Die Erfindung betrifft eine Leiter der im Oberbegriff des Anspruchs 1 genannten Art.

Eine derartige Leiter geht aus der DE 33 16 839 A1 hervor. Diese Druckschrift offenbart eine Leiter mit einem Rückenschutzsystem, das aus an beiden Leiterholmen befestigten Gitterbügeln und vertikalen, auf dem Umfang der Gitterbügel verteilten und an diesen befestigten Gitterstangen besteht. Jeder Gitterbügel besteht aus mehreren aneinandergereihten und jeweils von einer Gitterstange zur benachbarten Gitterstange oder zu einem Leiterholm sich erstreckenden Bügelteilen, die jeweils an jedem Ende einen halbschellen-förmigen Klemmansatz aufweisen.
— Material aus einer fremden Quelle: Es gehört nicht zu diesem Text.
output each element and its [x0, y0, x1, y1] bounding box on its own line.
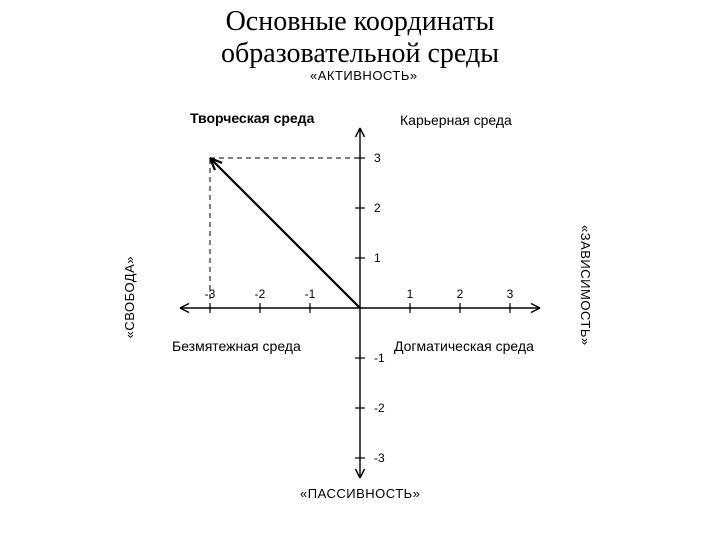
- axis-label-left: «СВОБОДА»: [122, 256, 137, 338]
- svg-text:2: 2: [374, 201, 381, 215]
- svg-text:1: 1: [374, 251, 381, 265]
- quadrant-q2: Творческая среда: [190, 110, 314, 126]
- svg-text:-2: -2: [255, 287, 266, 301]
- title-line-2: образовательной среды: [221, 38, 499, 69]
- svg-text:-1: -1: [305, 287, 316, 301]
- svg-text:-2: -2: [374, 401, 385, 415]
- axis-label-top: «АКТИВНОСТЬ»: [310, 68, 418, 83]
- title-line-1: Основные координаты: [226, 6, 495, 37]
- quadrant-q3: Безмятежная среда: [172, 338, 301, 354]
- svg-text:-3: -3: [374, 451, 385, 465]
- svg-text:-1: -1: [374, 351, 385, 365]
- svg-text:3: 3: [374, 151, 381, 165]
- svg-text:2: 2: [457, 287, 464, 301]
- diagram-stage: -3-2-1123123-1-2-3 «АКТИВНОСТЬ» «ПАССИВН…: [0, 70, 720, 540]
- page-title: Основные координаты образовательной сред…: [0, 0, 720, 70]
- svg-text:1: 1: [407, 287, 414, 301]
- axis-label-bottom: «ПАССИВНОСТЬ»: [300, 486, 420, 501]
- quadrant-q1: Карьерная среда: [400, 112, 512, 128]
- quadrant-q4: Догматическая среда: [394, 338, 534, 354]
- svg-text:3: 3: [507, 287, 514, 301]
- axis-label-right: «ЗАВИСИМОСТЬ»: [578, 225, 593, 346]
- coordinate-chart: -3-2-1123123-1-2-3: [0, 70, 720, 540]
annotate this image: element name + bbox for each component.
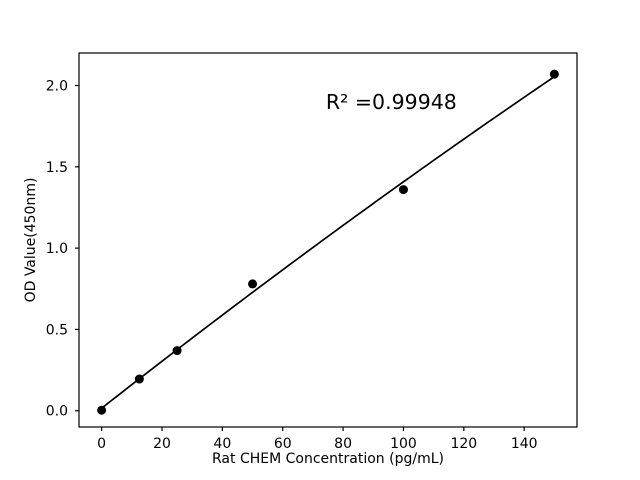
y-tick-label: 1.5 — [46, 160, 68, 176]
y-axis-label: OD Value(450nm) — [23, 177, 39, 303]
y-tick-label: 0.5 — [46, 322, 68, 338]
data-point-3 — [248, 279, 258, 289]
data-point-4 — [398, 185, 408, 195]
r-squared-annotation: R² =0.99948 — [325, 89, 457, 114]
x-tick-label: 60 — [274, 436, 292, 452]
x-axis-label: Rat CHEM Concentration (pg/mL) — [212, 451, 444, 467]
data-point-5 — [549, 69, 559, 79]
fit-line — [100, 75, 556, 410]
x-tick-label: 140 — [511, 436, 538, 452]
x-tick-label: 0 — [97, 436, 106, 452]
x-tick-label: 100 — [390, 436, 417, 452]
x-tick-label: 40 — [213, 436, 231, 452]
y-tick-label: 2.0 — [46, 79, 68, 95]
plot-border — [78, 52, 578, 428]
data-point-0 — [97, 405, 107, 415]
x-tick-label: 80 — [334, 436, 352, 452]
data-point-2 — [172, 346, 182, 356]
x-tick-label: 120 — [450, 436, 477, 452]
y-tick-label: 0.0 — [46, 404, 68, 420]
data-point-1 — [134, 374, 144, 384]
x-tick-label: 20 — [153, 436, 171, 452]
y-tick-label: 1.0 — [46, 241, 68, 257]
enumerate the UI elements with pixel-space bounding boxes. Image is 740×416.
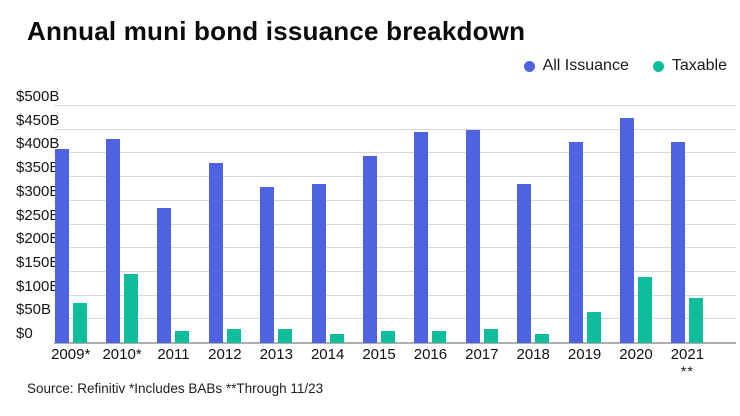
taxable-bar-2009 bbox=[72, 302, 87, 343]
all-issuance-bar-2017 bbox=[465, 129, 480, 343]
bar-group-2020 bbox=[610, 106, 661, 343]
x-tick-label-2015: 2015 bbox=[362, 346, 396, 363]
x-tick-label-2021: 2021 ** bbox=[662, 346, 713, 379]
y-tick-label-200: $200B bbox=[16, 230, 60, 248]
gridline-300 bbox=[54, 199, 736, 201]
all-issuance-bar-2010 bbox=[106, 139, 121, 343]
x-tick-label-2011: 2011 bbox=[157, 346, 190, 363]
x-tick-sublabel-2021: ** bbox=[680, 362, 694, 379]
bar-group-2010 bbox=[96, 106, 147, 343]
taxable-bar-2016 bbox=[432, 331, 447, 343]
all-issuance-bar-2021 bbox=[671, 141, 686, 343]
all-issuance-bar-2018 bbox=[517, 184, 532, 343]
x-axis-labels: 2009* 2010* 2011 2012 2013 2014 2015 2016 2017 20… bbox=[45, 346, 713, 379]
bar-group-2018 bbox=[508, 106, 559, 343]
gridline-200 bbox=[54, 247, 736, 249]
taxable-bar-2021 bbox=[689, 297, 704, 343]
all-issuance-bar-2014 bbox=[311, 184, 326, 343]
bar-group-2012 bbox=[199, 106, 250, 343]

Die beiden eine Gitterstange umfassenden Klemmansätze benachbarter Bügelteile und der einem Leiterholm zugewandte Klemmansatz eines Bügelteils sind zusammen mit einem Klemmstück als Klemmverbindung mit geteilter Nabe ausgebildet.

Ein Nachteil dieses bekannten Schutzgitters besteht darin, daß die als geteilte Nabe ausgebildeten Klemmansätze kompliziert aufgebaut und teuer in der Herstellung sind. Ferner ist nachteilig, daß die Montage der Bügelteile an den Leiterholmen und den Gitterstangen umständlich und zeitaufwendig und kaum ohne Mithilfe einer zweiten Person auszuführen ist.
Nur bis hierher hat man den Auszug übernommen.